Former Walla Walla guard going to prison in 2nd WA officer sentencing set this month

A woman sentenced to five years in prison for conspiracy to sell drugs was arrested at the Washington State Penitentiary in Walla Walla, where she worked as a corrections officer.

Large quantities of fentanyl-laced pills and other drugs were found at her home.

It was the second sentencing scheduled this month on a felony charge against a state prison guard in Eastern Washington.

Leticia Rodriguez, 44, was a corrections officer at the same time she was a driver for a large drug trafficking operation selling in Eastern Washington that used the Affordable Landscaping business in Kennewick as a front, according to U.S. court documents.

“Ms. Rodriguez violated the trust of the public she had been sworn to serve,” said U.S. Attorney Vanessa Waldref, of the Eastern Washington District U.S. Attorney’s Office, in a statement on Monday. “Her criminal conduct undermines the respect many of our law enforcement officials earn on a day-to-day basis.”

The public must remain confident that no one is above the law, she said.

On Oct. 19 a Pasco man, Randy Joe Harris, who had been a corrections officer at the Coyote Ridge Corrections Center in Connell for 24 years apparently shot himself and died just before he was scheduled to be sentenced at the Richland U.S. Courthouse for possessing child pornography.

Fentanyl sales ring

Rodriguez pleaded guilty to conspiracy to distribute 50 grams or more of methamphetamine, 400 grams or more of fentanyl and five kilograms or more of cocaine.

She and other drivers would take cash to Arizona and California and then drive back with large quantities of cocaine, fentanyl and methamphetamine, according to court documents.

Another defendant in the case said that Rodriguez and another woman traveled to Tucson, Ariz., in July 2021 and brought back 30 pounds of meth to Kennewick.

Rodriguez admitted after her arrest in March 2022 that she had made two trips to Arizona and a trip to California, each time with a second person, and was paid around $2,000 per trip, according to a court document.

She said that she stopped driving after the three trips, suspecting that drugs might be involved.

A search of her house found a bag with 11 pounds of meth, 8,000 fentanyl-laced pills, a half pound of cocaine and a digital scale that she reportedly was holding for another defendant in the case.

She said that co-defendant Joel Chavez-Duran had given her a bag to hold containing 30 pounds of meth, 10,000 pills and and unknown amount of cocaine about two weeks before he was arrested, according to a court document.

She has not worked for the Washington Department of Corrections since the week of her arrest, after being employed at the Walla Walla prison for about a year.

She was the second of 10 defendants to be sentenced in the landscaping business case.

Jose Mendoza-Ruelas, 38, was sentenced to over 12 years in federal prison for conspiracy to distribute substantial quantities of methamphetamine, fentanyl and cocaine.

A search of several houses and the landscaping business on the 3800 block of West Kennewick Avenue found loaded assault rifles hanging on the wall; more than $165,000, much of it hidden within a wall; a digital money counter; a 45-caliber pistol and materials often used for street level drug packaging.

Rodriguez did not live there.

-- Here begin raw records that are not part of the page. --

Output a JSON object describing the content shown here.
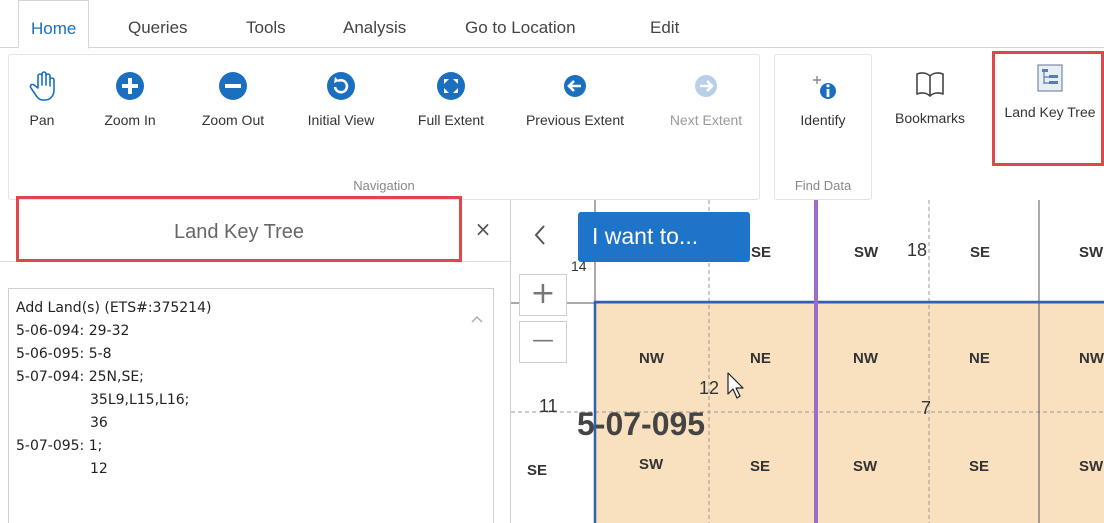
{
  "tabs": [
    {
      "label": "Home"
    },
    {
      "label": "Queries"
    },
    {
      "label": "Tools"
    },
    {
      "label": "Analysis"
    },
    {
      "label": "Go to Location"
    },
    {
      "label": "Edit"
    }
  ],
  "ribbon": {
    "navigation": {
      "label": "Navigation",
      "buttons": [
        {
          "label": "Pan",
          "icon": "hand-icon"
        },
        {
          "label": "Zoom In",
          "icon": "plus-circle-icon"
        },
        {
          "label": "Zoom Out",
          "icon": "minus-circle-icon"
        },
        {
          "label": "Initial View",
          "icon": "refresh-icon"
        },
        {
          "label": "Full Extent",
          "icon": "expand-icon"
        },
        {
          "label": "Previous Extent",
          "icon": "arrow-left-icon"
        },
        {
          "label": "Next Extent",
          "icon": "arrow-right-icon"
        }
      ]
    },
    "find_data": {
      "label": "Find Data",
      "buttons": [
        {
          "label": "Identify",
          "icon": "identify-icon"
        }
      ]
    },
    "extra": {
      "buttons": [
        {
          "label": "Bookmarks",
          "icon": "book-icon"
        },
        {
          "label": "Land Key Tree",
          "icon": "tree-icon"
        }
      ]
    }
  },
  "panel": {
    "title": "Land Key Tree",
    "close": "×",
    "tree_lines": [
      "Add Land(s) (ETS#:375214)",
      "5-06-094: 29-32",
      "5-06-095: 5-8",
      "5-07-094: 25N,SE;",
      "35L9,L15,L16;",
      "36",
      "5-07-095: 1;",
      "12"
    ]
  },
  "map": {
    "i_want_to": "I want to...",
    "zoom_in": "+",
    "zoom_out": "—",
    "collapse": "<",
    "township_label": "5-07-095",
    "section_numbers": {
      "s14": "14",
      "s18": "18",
      "s12": "12",
      "s11": "11",
      "s7": "7"
    },
    "quarters": {
      "top_se1": "SE",
      "top_sw": "SW",
      "top_se2": "SE",
      "top_sw2": "SW",
      "nw1": "NW",
      "ne1": "NE",
      "nw2": "NW",
      "ne2": "NE",
      "nw3": "NW",
      "se0": "SE",
      "sw1": "SW",
      "se1": "SE",
      "sw2": "SW",
      "se2": "SE",
      "sw3": "SW"
    },
    "colors": {
      "selected_fill": "#f9e0bf",
      "township_line": "#2f5fb6",
      "boundary_purple": "#9b6dc4",
      "accent": "#1d74c9",
      "highlight": "#e0474c"
    }
  }
}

Mendoza-Ruelas also was not among the members of the drug trafficking organization that lived at the Kennewick compound, but told a law enforcement source that he could sell him up 60,000 fentanyl-laced pills in addition to large quantities of meth, according to court documents.

U.S. Judge Mary Dimke sentenced Rodriguez to five years of probation in addition to her prison term.

Child pornography case

Harris, 55, pleaded guilty in June to possessing child pornography.

He admitted to grooming a 15-year-old girl in Illinois, who he successfully pressured to send him an explicit photo of herself, according to a court document.

When he failed to show up at his sentencing Thursday afternoon, the court learned that he was dead of a gunshot wound at his Pasco home.

The U.S. Courthouse and Federal Building in Richland.
The U.S. Courthouse and Federal Building in Richland.

Benton County Coroner Curtis McGary said Thursday that the death was being investigated as a suicide.

The Eastern Washington District U.S. Attorney’s Office had asked the court to sentence Harris to 10 years in federal prison. Harris’ attorney had requested a four-year prison sentence.